Robust domestic market growth to persist
Ipca Lab has one of the best franchise in domestic market. The company is a fully integrated pharmaceutical company with balanced focus at domestic and international market. Ipca has outperformed Indian Pharmaceutical Market (IPM) by ~600 bps, with a CAGR of ~20% over FY05-12. Traditionally, Ipca was a market leader in the therapeutic segments like Anti-malarial. But now, Ipca, with a market share of 1.7% and ~5000 market representatives(MR), thrives hard to out pace IPM each year in all possible chronic categories. We believe the companies' strategies like growing share of chronic therapeutic segments in revenue mix, focus on brand building and new launches along with expansion in the field force, will help Ipca to keep growth momentum upbeat.We expect 15% revenue CAGR over FY12-15 in domestic formulations.

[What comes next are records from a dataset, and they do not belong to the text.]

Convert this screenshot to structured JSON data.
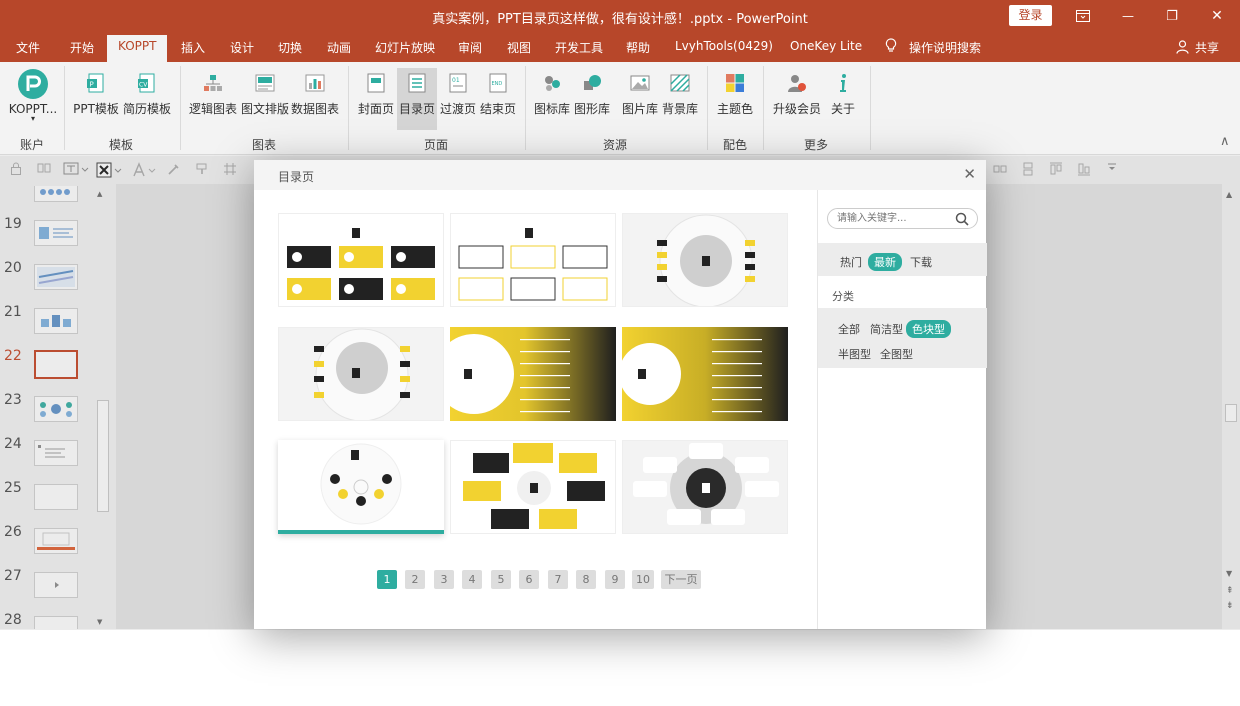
{
  "titlebar": {
    "title": "真实案例，PPT目录页这样做，很有设计感！.pptx  -  PowerPoint",
    "login": "登录",
    "minimize": "—",
    "restore": "❐",
    "close": "✕",
    "ribbon_display": "⊡"
  },
  "menu": {
    "tabs": [
      "文件",
      "开始",
      "KOPPT",
      "插入",
      "设计",
      "切换",
      "动画",
      "幻灯片放映",
      "审阅",
      "视图",
      "开发工具",
      "帮助",
      "LvyhTools(0429)",
      "OneKey Lite"
    ],
    "active": "KOPPT",
    "tell_me": "操作说明搜索",
    "share": "共享"
  },
  "ribbon": {
    "koppt": "KOPPT...",
    "koppt_caret": "▾",
    "buttons": [
      "PPT模板",
      "简历模板",
      "逻辑图表",
      "图文排版",
      "数据图表",
      "封面页",
      "目录页",
      "过渡页",
      "结束页",
      "图标库",
      "图形库",
      "图片库",
      "背景库",
      "主题色",
      "升级会员",
      "关于"
    ],
    "selected": "目录页",
    "groups": [
      "账户",
      "模板",
      "图表",
      "页面",
      "资源",
      "配色",
      "更多"
    ],
    "collapse": "∧"
  },
  "slides": {
    "numbers": [
      "19",
      "20",
      "21",
      "22",
      "23",
      "24",
      "25",
      "26",
      "27",
      "28"
    ],
    "current": "22",
    "scroll_up": "▲",
    "scroll_down": "▼"
  },
  "dialog": {
    "title": "目录页",
    "close": "✕",
    "card_label": "目",
    "pages": [
      "1",
      "2",
      "3",
      "4",
      "5",
      "6",
      "7",
      "8",
      "9",
      "10"
    ],
    "next": "下一页",
    "current_page": 1
  },
  "sidebar": {
    "search_placeholder": "请输入关键字...",
    "sort": [
      "热门",
      "最新",
      "下载"
    ],
    "sort_active": "最新",
    "category_title": "分类",
    "categories": [
      "全部",
      "简洁型",
      "色块型",
      "半图型",
      "全图型"
    ],
    "category_active": "色块型"
  },
  "colors": {
    "brand": "#b7472a",
    "accent": "#2eada0",
    "yellow": "#f2d230",
    "dark": "#2a2a2a"
  }
}
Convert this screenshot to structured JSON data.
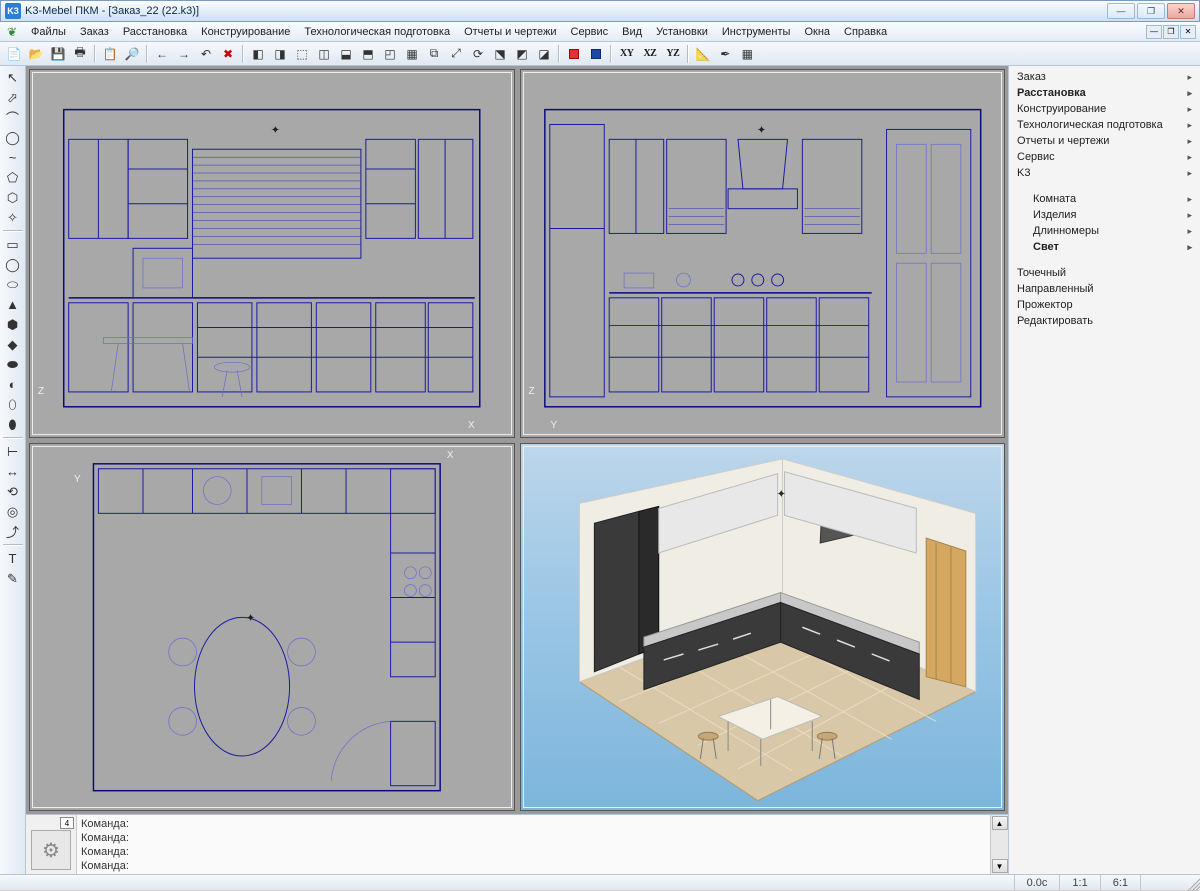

Superior business mix bode well with the strategy of diversification
Ipca has a strong franchise in the Indian branded business coupled with high margin exports. The company derives 52% of the revenues from export market. It has built a strong international formulation business with presence in 110 countries across various geographies. Again, the mix in the export countries is also balanced with revenues from generic business in US, Europe and Africa and branded sales form emerging countries like Russia South/Central American and Western African countries. We believe this is a superior business mix in terms of margin and top line, which bodes well with the strategy of diversification.
Vertical integration at its best; operating leverage to flow in
IPCA is one of India's largest API producers with leadership in 15 APIs. IPCA's API basket bodes well for the company in terms of vertical integration benefit (~90% of the drugs are vertically integrated) along with revenues from outside sales. The company enjoys 50-70% market share in these APIs along with decent margins unlike peers. We believe growing business with vertical integration will help company to remain competitive in long run.
US business to aid in export growth
Ipca has been facing capacity issues for the last few quarters. Export business, which was restrained due to capacity constraint, now will flourish following the Indore SEZ approval. With Indore SEZ approval, we expect further enhancement in margins to 22.7% by FY14E. According to management, the full utilization of new capacity at Indore can add ~Rs4bn incremental annual sales. We expect Indore facility to contribute ~Rs750-1000mn of revenues by FY14.
Attractive valuations; Recommend BUY
Ipca has a strong franchise in Indian branded business (55% of total business) coupled with high margin exports. We estimate Revenue and PAT CAGR of 20% and 31% over FY12-14, respectively. We believe the valuations are still attractive at 11.3x FY14E EPS. We recommend BUY.